Periodic calculations in EMPIRE are performed entirely in real space. Therefore, no major changes to the NDDO SCF algorithm were required. Only small adjustments are necessary in the treatment of two-electron two-center integrals: the exchange energy and electrostatic interactions. These adjustments will be discussed below. For more background information, we refer the reader to [10, 12].

Two-electron two-center integrals

The values of the two-electron two-center integrals γ AB used in NDDO calculations (and the associated potential) quickly decrease with the distance between the centers but remain nonzero. Since these small values add up to unphysical, infinite potentials in a periodic system, they must be corrected [12]. This is achieved by introducing a Gaussian damping function that sets in at a cutoff value c cut (the default is 10.0 bohrs). The functional form for these integrals is (in atomic units)

$$ {\gamma}_{AB}=\frac{1}{r+{{\mathrm{e}}^{-0.25{\left(r-{c}_{\mathrm{cut}}\right)}^2\left(\frac{1}{G_A}+\frac{1}{G_B}\right)}}^2},\kern0.5em r>{c}_{\mathrm{cut}}, $$
(1)

where G A and G B are parameterized constants for elements A and B, respectively, and r is the distance between the two centers.

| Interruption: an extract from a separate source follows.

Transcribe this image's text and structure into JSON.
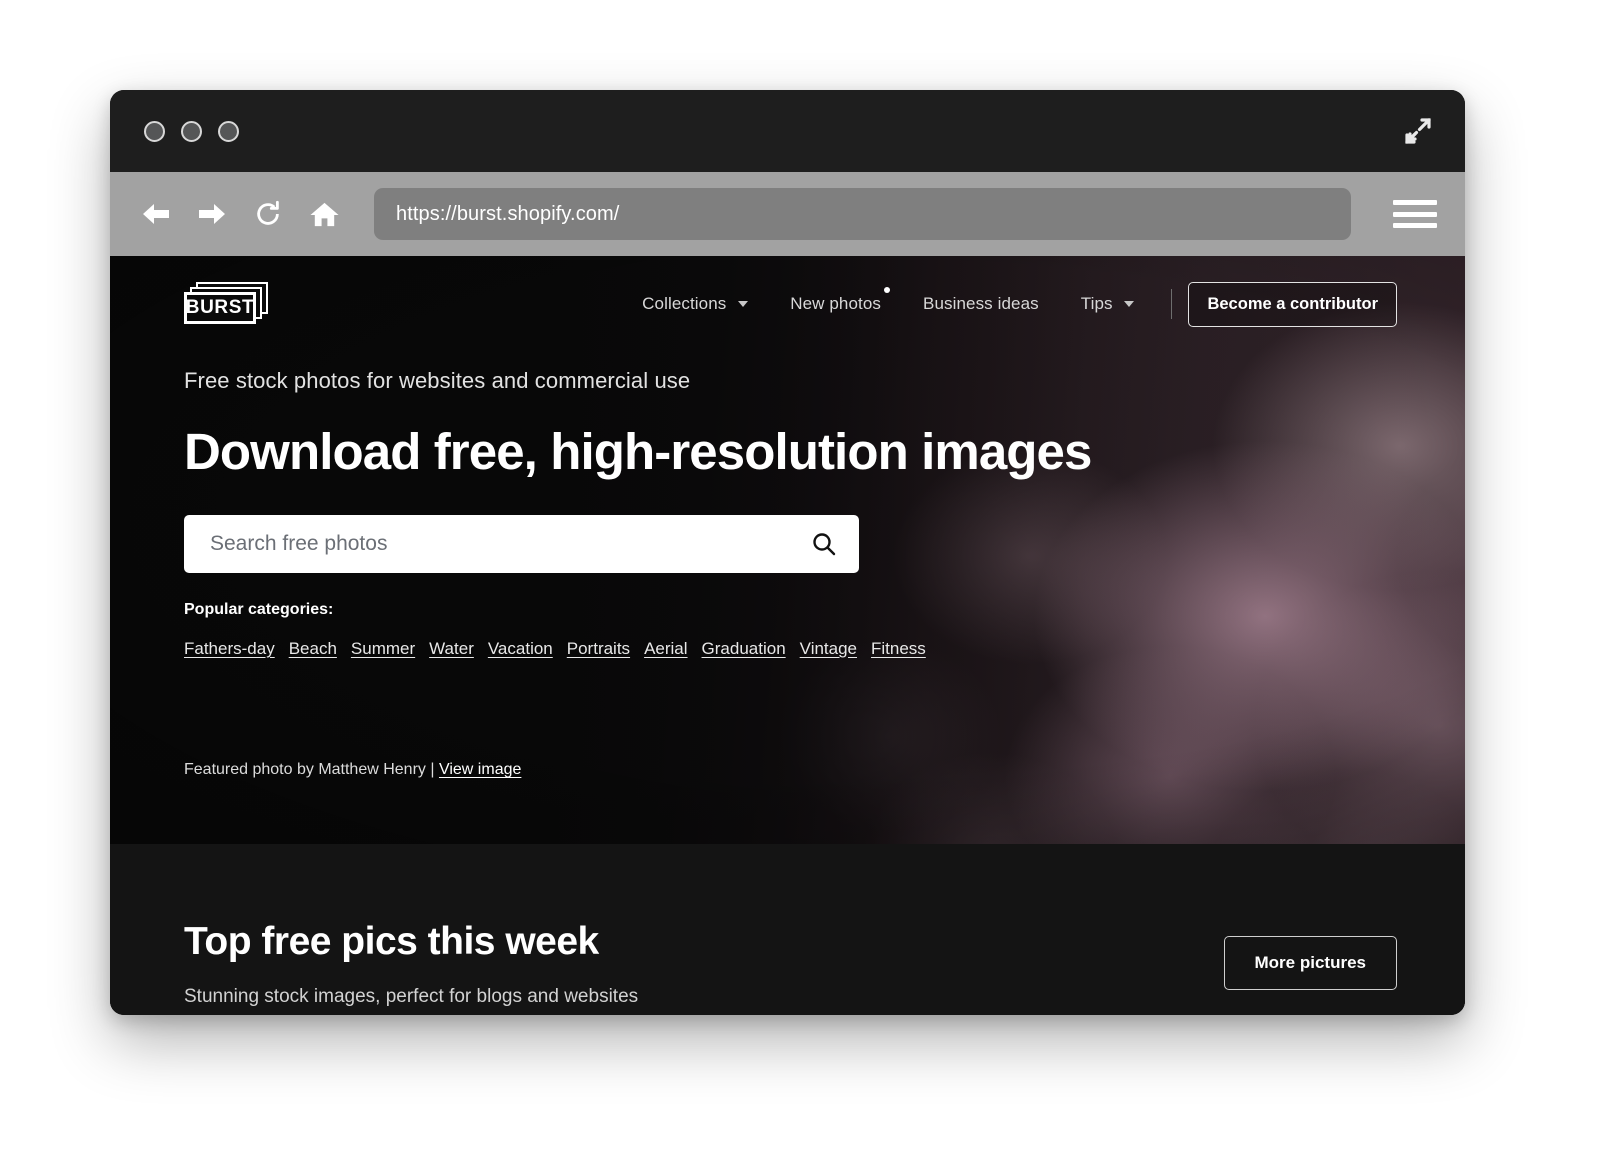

Exchange interaction energy

The next adjustment is required with respect to the two-electron two-center exchange integrals h μν , which appear in the Fock matrix. These terms depend on the density matrix elements P μν . In a periodic calculation, the exchange interactions for an orbital centered on a given atom are only evaluated within the Wigner–Seitz cell surrounding it. The net result is the neglect of very weak exchange interactions with distant electrons, which causes no loss in accuracy [10].

Electrostatic interactions

MNDO-like NDDO methods describe electrostatic electron–electron and electron–core interactions using multipole–multipole interactions. In a periodic system, small interactions with an infinite number of distant charges lead to unphysical results. This can be alleviated by introducing a simple, one-parameter screening function.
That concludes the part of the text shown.